Recipes doing status checkins?

BradKnowles · August 29, 2013, 8:50pm

Folks,

I’m curious to know what the current best practice is with regards to keeping your central chef server updated with current run state information as you go through a lengthy process? Do you have each recipe doing a node.set on an attribute and then a node.save? If so, how “heavy” is a node.save operation?

I know that we need to avoid writing to data bags, because they don’t support multiple simultaneous writers. However, other than using attributes and doing a node.save, I can’t think of any obvious way to have my recipes storing centrally available information on their current runtime status.

I wouldn’t do this kind of thing for most normal recipes that are run on a daily basis, but for lengthy install processes that should be done fairly rarely, it would be nice to be able to have some sort of ongoing progress information that could be fed back in near-realtime.

Thanks!

–
Brad Knowles brad@shub-internet.org
LinkedIn Profile: http://tinyurl.com/y8kpxu

Larry_Wright · August 30, 2013, 12:23am

I've done this with a data bag. Just write to a 'progress' data bag at each interval. As long as the data bag is only used for this purpose, there shouldn't be any concurrency issues.

Node.save would work, but there's a race condition with nodes where if you modify it during the chef run, you might overwrite changes that occurred externally (like someone running knife node run_list add).

Hope this helps.

Larry

On Aug 29, 2013, at 3:50 PM, Brad Knowles brad@shub-internet.org wrote:

Folks,

I'm curious to know what the current best practice is with regards to keeping your central chef server updated with current run state information as you go through a lengthy process? Do you have each recipe doing a node.set on an attribute and then a node.save? If so, how "heavy" is a node.save operation?

I know that we need to avoid writing to data bags, because they don't support multiple simultaneous writers. However, other than using attributes and doing a node.save, I can't think of any obvious way to have my recipes storing centrally available information on their current runtime status.

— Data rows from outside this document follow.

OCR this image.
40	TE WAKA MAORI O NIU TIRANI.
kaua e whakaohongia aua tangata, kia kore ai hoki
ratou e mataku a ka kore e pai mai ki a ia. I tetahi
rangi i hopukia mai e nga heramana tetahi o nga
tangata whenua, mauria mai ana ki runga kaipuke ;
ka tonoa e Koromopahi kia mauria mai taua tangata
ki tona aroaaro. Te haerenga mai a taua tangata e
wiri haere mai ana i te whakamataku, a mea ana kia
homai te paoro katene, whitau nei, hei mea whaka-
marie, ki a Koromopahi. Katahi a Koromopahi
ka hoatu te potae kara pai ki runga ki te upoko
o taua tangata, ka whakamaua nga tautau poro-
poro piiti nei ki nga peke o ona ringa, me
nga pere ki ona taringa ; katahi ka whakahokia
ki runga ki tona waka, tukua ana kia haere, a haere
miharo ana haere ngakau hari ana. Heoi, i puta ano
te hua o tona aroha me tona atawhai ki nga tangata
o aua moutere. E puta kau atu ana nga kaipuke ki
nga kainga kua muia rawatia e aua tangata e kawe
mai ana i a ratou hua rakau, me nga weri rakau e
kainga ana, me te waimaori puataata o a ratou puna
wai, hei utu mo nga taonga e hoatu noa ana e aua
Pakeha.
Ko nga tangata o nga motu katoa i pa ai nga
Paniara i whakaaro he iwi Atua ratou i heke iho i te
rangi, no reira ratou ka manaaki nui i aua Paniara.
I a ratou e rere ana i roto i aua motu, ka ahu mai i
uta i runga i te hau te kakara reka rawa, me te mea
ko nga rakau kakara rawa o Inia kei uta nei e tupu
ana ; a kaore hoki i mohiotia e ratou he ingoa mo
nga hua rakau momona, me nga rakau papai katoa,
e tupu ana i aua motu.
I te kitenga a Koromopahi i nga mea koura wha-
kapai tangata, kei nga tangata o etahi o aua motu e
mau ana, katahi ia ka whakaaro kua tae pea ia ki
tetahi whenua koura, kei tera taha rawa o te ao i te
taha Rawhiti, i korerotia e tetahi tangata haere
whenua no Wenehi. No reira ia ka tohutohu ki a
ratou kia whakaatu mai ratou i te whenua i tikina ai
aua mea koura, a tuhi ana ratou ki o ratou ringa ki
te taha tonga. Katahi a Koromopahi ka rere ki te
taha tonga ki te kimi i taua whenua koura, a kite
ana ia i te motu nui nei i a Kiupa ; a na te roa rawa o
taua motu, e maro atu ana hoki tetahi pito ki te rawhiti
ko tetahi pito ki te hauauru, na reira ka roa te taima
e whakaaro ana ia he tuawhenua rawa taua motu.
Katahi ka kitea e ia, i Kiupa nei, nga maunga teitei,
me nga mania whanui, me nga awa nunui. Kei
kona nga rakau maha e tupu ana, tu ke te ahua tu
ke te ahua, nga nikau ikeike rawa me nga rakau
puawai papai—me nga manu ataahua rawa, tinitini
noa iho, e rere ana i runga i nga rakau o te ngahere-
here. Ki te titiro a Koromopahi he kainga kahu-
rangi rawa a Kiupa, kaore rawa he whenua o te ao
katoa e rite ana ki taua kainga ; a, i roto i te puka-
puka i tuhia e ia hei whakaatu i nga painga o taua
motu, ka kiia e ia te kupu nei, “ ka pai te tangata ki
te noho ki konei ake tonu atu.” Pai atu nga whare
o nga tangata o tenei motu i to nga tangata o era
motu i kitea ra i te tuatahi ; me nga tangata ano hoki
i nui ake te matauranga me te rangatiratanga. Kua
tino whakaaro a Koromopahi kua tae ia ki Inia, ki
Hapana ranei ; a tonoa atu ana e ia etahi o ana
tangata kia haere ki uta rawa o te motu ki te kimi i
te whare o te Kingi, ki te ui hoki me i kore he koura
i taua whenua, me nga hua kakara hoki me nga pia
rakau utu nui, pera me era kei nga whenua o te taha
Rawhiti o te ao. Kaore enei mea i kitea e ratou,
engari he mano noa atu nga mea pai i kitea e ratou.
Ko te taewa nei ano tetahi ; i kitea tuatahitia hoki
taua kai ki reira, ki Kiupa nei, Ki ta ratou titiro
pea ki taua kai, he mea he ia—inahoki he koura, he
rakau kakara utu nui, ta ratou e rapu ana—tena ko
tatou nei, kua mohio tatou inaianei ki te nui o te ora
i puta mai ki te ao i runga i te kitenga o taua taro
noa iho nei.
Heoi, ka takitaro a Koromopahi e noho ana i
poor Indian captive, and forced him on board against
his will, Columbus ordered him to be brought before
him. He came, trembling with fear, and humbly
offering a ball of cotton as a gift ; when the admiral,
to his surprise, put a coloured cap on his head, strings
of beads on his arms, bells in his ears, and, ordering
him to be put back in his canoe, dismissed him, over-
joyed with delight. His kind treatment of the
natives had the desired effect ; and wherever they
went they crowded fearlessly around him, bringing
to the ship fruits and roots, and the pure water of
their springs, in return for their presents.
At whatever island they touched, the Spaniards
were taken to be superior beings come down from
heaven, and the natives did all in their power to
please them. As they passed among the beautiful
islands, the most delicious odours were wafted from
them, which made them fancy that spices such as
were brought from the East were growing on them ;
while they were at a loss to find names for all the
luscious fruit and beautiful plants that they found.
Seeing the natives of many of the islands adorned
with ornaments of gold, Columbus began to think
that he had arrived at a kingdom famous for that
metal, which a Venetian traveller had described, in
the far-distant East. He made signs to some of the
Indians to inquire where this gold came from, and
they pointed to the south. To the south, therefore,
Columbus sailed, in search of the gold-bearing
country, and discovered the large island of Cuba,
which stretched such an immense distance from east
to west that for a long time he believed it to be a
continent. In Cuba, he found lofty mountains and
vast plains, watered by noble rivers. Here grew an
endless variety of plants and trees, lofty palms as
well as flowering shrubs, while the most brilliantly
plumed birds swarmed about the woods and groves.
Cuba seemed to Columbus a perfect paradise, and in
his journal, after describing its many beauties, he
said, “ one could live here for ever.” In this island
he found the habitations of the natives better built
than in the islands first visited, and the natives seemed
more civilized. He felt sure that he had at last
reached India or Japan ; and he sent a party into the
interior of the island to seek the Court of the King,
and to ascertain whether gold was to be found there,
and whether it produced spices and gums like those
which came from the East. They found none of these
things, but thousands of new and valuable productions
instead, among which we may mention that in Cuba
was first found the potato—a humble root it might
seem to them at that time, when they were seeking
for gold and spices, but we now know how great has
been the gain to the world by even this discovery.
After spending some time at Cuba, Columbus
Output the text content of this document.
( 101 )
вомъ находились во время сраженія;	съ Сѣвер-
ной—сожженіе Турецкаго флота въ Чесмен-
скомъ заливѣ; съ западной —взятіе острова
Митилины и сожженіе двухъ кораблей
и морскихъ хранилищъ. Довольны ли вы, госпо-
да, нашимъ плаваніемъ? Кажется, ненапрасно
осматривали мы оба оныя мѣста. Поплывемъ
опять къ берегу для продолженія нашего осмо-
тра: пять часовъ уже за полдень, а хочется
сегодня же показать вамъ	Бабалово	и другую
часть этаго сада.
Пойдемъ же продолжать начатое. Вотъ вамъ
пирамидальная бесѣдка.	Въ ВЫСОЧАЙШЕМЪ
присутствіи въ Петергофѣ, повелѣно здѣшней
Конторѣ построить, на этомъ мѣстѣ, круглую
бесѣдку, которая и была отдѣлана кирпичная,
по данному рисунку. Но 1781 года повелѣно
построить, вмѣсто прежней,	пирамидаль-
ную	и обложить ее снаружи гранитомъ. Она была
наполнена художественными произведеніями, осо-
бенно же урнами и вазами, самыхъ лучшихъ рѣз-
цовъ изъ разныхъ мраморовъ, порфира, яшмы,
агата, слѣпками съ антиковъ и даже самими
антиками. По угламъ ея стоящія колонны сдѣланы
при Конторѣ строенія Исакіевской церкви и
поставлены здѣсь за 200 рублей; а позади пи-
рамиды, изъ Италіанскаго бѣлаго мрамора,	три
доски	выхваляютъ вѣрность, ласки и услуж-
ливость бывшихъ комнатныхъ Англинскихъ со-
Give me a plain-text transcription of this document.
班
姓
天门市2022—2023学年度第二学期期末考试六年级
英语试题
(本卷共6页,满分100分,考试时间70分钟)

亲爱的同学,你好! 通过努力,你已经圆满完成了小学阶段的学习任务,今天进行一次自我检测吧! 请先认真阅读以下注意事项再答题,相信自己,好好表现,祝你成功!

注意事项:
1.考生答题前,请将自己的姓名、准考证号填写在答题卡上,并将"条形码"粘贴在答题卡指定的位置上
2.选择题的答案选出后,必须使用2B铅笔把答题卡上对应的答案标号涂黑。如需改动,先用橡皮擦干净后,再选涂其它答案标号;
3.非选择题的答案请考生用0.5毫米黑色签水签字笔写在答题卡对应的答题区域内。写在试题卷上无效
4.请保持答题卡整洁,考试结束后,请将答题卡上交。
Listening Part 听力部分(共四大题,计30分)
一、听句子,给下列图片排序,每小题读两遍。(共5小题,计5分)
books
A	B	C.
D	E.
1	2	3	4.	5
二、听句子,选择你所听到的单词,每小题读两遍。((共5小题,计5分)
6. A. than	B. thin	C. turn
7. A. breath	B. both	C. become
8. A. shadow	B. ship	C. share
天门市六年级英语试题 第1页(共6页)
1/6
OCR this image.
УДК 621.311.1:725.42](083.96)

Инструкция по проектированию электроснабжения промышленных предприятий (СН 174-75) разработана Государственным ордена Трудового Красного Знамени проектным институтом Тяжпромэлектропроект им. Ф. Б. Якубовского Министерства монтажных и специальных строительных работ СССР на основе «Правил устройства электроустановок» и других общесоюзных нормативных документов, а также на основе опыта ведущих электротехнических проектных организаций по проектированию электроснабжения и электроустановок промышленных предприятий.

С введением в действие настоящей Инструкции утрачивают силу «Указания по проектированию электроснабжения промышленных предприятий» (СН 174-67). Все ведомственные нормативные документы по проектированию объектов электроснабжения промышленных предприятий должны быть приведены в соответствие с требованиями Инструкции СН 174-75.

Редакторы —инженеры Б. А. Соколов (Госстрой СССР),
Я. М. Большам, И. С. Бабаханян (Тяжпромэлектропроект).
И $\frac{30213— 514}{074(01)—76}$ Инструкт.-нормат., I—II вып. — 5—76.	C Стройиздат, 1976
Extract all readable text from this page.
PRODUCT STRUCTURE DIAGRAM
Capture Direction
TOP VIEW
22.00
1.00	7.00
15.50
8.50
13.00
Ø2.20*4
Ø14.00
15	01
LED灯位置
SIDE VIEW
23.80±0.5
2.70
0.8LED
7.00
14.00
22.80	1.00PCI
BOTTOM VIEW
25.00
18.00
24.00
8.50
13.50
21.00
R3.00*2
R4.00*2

I wouldn't do this kind of thing for most normal recipes that are run on a daily basis, but for lengthy install processes that should be done fairly rarely, it would be nice to be able to have some sort of ongoing progress information that could be fed back in near-realtime.

Thanks!

--
Brad Knowles brad@shub-internet.org
LinkedIn Profile: http://tinyurl.com/y8kpxu

kallistec · August 30, 2013, 12:31am

On Thursday, August 29, 2013 at 5:23 PM, Larry Wright wrote:

I've done this with a data bag. Just write to a 'progress' data bag at each interval. As long as the data bag is only used for this purpose, there shouldn't be any concurrency issues.
Hope this helps.

Larry

On Aug 29, 2013, at 3:50 PM, Brad Knowles <brad@shub-internet.org (mailto:brad@shub-internet.org)> wrote:

Folks,

I'm curious to know what the current best practice is with regards to keeping your central chef server updated with current run state information as you go through a lengthy process? Do you have each recipe doing a node.set on an attribute and then a node.save? If so, how "heavy" is a node.save operation?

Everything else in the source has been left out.